Lack of Standards - this can come in different forms. It can be no standards, undocumented standards, individual standards (I know, that is an oxymoron, but I have seen it!), unenforced standards, or the opposite of so many standards that productivity is hindered. Standards must be developed as a team, enforced by review or change control and provide benefit to productivity. Standards should be reviewed during a migration to determine what needs to be added, removed or modified.
Naming Conventions - You may be asking, "Isn't that included in standards?". The answer is yes, but I want to pull this one out specifically. This mistake has the biggest impact! I cannot tell you how many conversions I have been a part of where naming convention are either forgotten, not enforced, communicated or reviewed and the impact to the future state of the engine is chaos. I just came off an integration engine migration where this was missed, and the cleanup was costly in time, resources, and money. Naming conventions need to be applied to every part of the integration system where an engineer can name a component. It needs to be documented for everyone to follow and it must be enforced.

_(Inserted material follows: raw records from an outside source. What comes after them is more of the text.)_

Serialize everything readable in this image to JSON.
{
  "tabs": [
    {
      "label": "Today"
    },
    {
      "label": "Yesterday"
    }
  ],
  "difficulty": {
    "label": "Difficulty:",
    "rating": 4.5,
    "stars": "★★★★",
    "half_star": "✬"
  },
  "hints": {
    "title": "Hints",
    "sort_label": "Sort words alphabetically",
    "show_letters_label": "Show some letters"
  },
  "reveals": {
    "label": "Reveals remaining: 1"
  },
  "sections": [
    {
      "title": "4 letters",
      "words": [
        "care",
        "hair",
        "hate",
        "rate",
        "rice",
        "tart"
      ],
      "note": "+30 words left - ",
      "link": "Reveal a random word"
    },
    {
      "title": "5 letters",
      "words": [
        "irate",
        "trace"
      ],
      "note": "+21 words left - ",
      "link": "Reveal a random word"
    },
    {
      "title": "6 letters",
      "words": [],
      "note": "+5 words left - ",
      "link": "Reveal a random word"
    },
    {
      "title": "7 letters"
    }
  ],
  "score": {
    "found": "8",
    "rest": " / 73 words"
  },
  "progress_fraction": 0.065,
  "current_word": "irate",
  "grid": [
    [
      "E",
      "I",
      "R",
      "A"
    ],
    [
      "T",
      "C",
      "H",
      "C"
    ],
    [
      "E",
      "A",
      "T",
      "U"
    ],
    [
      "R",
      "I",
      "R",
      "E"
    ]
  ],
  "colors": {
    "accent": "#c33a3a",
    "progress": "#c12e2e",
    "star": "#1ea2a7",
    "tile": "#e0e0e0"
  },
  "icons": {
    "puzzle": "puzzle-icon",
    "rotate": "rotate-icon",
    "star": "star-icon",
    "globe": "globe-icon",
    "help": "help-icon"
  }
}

Virtual Sites - There are several integration engines like Ensemble and Cloverleaf that now allow you to have virtual sites. This allows you to organize your engine instead of one massive group of interfaces. While virtual sites can be a great asset, I have seen them also be a great determent if they are not organized. You spend valuable time looking for interfaces. I have seen them organized by hospital, interface types (ADT, ORM, etc.), and systems. Again, it needs to be documented and it must be enforced.

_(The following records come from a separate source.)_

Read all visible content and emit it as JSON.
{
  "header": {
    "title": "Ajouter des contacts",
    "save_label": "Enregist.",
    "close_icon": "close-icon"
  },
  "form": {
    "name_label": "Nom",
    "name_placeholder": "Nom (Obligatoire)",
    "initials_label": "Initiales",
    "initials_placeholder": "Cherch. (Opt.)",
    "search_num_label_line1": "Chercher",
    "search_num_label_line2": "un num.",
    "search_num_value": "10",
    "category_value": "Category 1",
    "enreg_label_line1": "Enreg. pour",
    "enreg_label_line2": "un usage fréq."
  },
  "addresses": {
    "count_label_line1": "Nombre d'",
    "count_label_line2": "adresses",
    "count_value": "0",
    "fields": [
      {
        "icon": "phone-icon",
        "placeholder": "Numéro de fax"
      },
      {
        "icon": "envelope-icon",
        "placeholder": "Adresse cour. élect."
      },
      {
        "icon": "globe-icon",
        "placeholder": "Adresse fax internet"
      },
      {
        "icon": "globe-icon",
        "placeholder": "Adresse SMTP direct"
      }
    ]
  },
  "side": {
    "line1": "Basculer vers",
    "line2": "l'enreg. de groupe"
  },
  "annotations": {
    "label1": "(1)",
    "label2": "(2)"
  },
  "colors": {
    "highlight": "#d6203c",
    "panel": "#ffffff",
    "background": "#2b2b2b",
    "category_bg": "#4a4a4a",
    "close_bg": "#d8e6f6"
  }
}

Migration Plans - I need to place a disclaimer on this one. Many organizations will migrate the integration engine as part of an EMR migration or during a merger/acquisition. The migration plans may be dictated by other projects going on. However, if you have the luxury of planning your own migration, you need to map out how you will migrate the interfaces. While the integration vendor will assist you with the setup of your integration engine, they do not necessarily help you with how to implement it. My personal recommendation is by interface types. Do all the ADTs in the first phase. They are the easiest to convert and it usually is the largest group of interfaces. After that, I recommend the results interfaces. Now you have most of the interfaces converted, you have experience with the new engine, and you can go after the more difficult interfaces like scheduling, orders, pharmacy, etc.
The Silo Affect - This has more to do with the culture of the team as it does the technology. Remove the silo effect of people working individually versus a team. I have walked into many organizations where they are working as a team. However, I have also walked into quite a few organizations where this does apply. You determine if this applies to your team. If you have people doing their own thing, and no one else has a clue of how their interfaces work, you have silos! Here is some suggestion to break the silos affect. 1) Determine all the standards as a team so that everyone as a say in them. 2) Determine a backup coverage for each area. The primary must train the secondary for times of vacations, LOA, or other emergencies. 3) Peer review for change control. This helps enforce the standards and can be as simple as a check off list. 4) If your organization has goals as part of their review, have at least one departmental goal that ties everyone together. It can be as simple as to review and document standards twice a year.
I have learned in my career that if you don't plan to go in a different direction, you will always end up in the same place. I have seen countless number of migrations where the end product was identical to the original system and the benefit of moving to a new platform was lost. For those who are looking at an integration engine migration, list out where you want to go during this migration and what the outcomes will be. Then execute your plan accordingly.